The values of humeral retrotorsion that were found in the gymnasts group in this study with values of 7.14° (SD: 1.2) right and 6.92° (SD: 1.4) left side do not appear significantly increased on the first view as the generally accepted “normal” value for adult retrotorsion is between 25° and 35° [6, 7]. Unfortunately it was not possible to perform the retrotorsion measurement in the complete control group due to organizational difficulties. The degree of humeral retrotorsion varies depending on age, sex, limb dominance, and race. Early examinations by Edelson et al. showed that at birth, the humeral head is in marked retrotorsion and undergoes a process of derotation (less retrotorsion) during childhood and adolescent years starting with a retrotorsion of about 65° at an age of 4 years up to a mean of 25° in adolescent and adult age [6]. Earlier studies reported humeral retrotorsion between 45° and 20° in other overhead athletes of the same age groups as in this study [7, 9, 25]. Most of these values have been obtained using CT scans while more recent studies were also using indirect ultrasound methods as in our examination and it must be emphasized that each method is measuring a different anatomic angle; thus, the data obtained from each method have to be compared with caution [10]. As prior studies indicate that bicipital-forearm angles and forearm inclination angles of greater than 70°are associated with a decrease in IRRM and, therefore, were considered as an increase in humeral retrotorsion, our values of 82.86° (SD: 4.6) right and 83.08° (SD: 5.2) left side shows that there seems to be a bony adaption toward a greater humeral retrotorsion.

Limitations

However, it remains still unclear whether the posterior capsule thickening or the increased humeral retrotorsion accounts more for the obvious rotation range of motion limitation. As the number of enrolled athletes in this study due to the rather small number of high-level elite gymnasts training at a regional Olympic Training Centre is quite low the results have to be considered carefully. Although there was a significant correlation of higher age and the developing of GIRD compared to the control group this result for now is limited to the specific subgroup of athletes examined in this study. It might be possible that these findings are influenced by specific local or regional factors like performance selection, training methods, age of first participation in sport or prevention techniques.

Conclusion

This study was able to identify a new type of GIRD in youth gymnasts and describes its age-related development and association with the sport-specific structural adaption of posterior capsular thickening and an increase in humeral retrotorsion in comparison to a control group of comparable age, sex, weight, and height.
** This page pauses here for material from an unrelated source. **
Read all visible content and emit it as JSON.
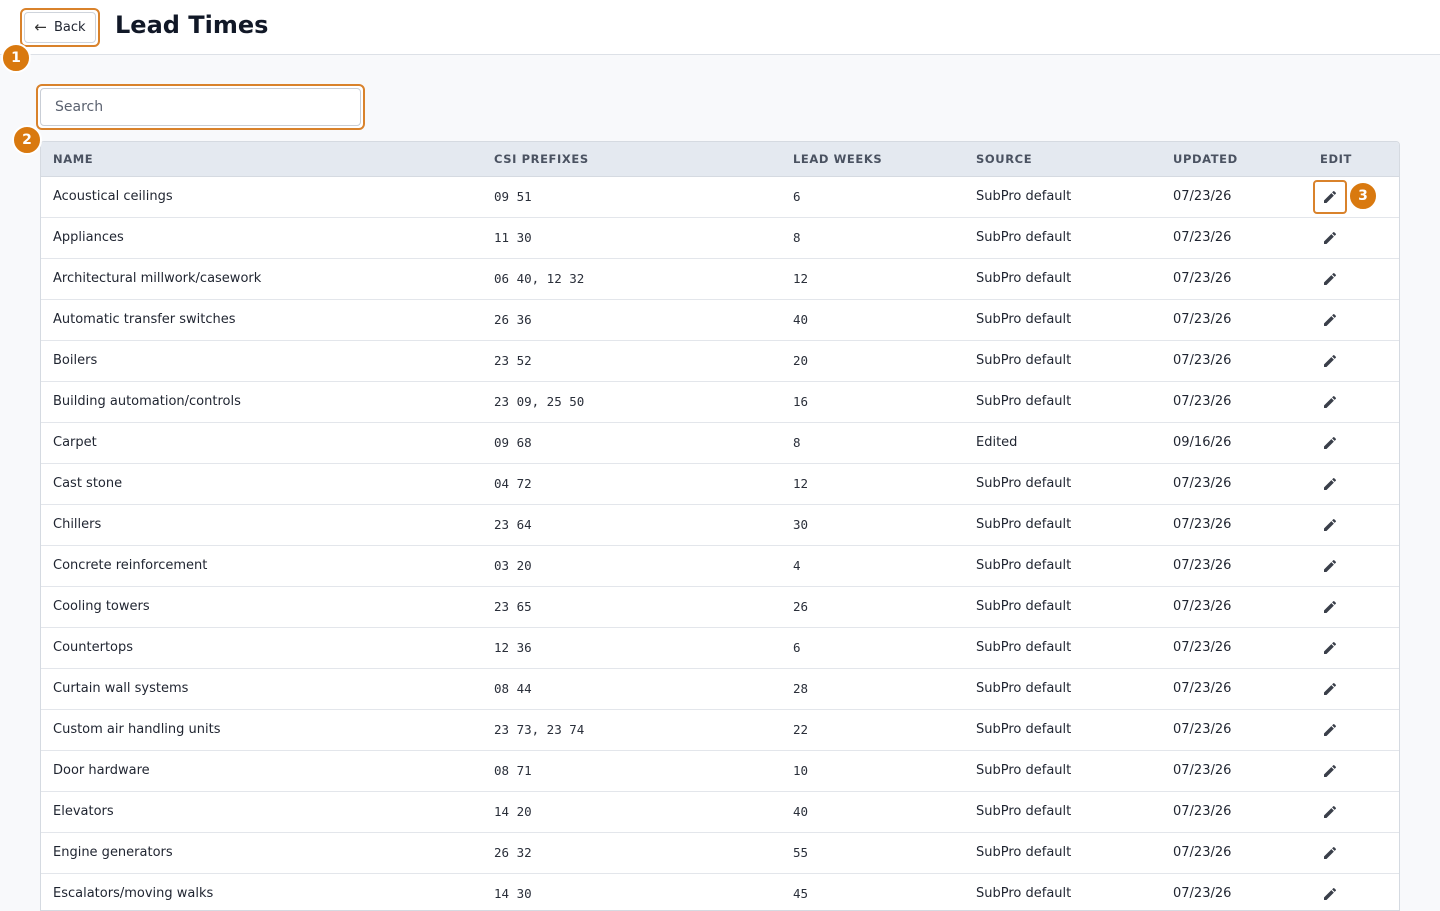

This bilateral type of GIRD shows no significant compensatory increase in external rotation range of motion, resulting in a decrease in total rotation range of motion and develops gradually according to age and training exposure. The study shows no association to periscapular muscle hypertrophy as a possible reason for the rotational range of motion limitation. Therefore, the design of potential intervention programs should consider the bilateral and symmetric load pattern. Following this, one focus for prevention exercises, therefore, could be bilateral stretching techniques for the posterior capsule and strengthening of the rotator cuff muscles.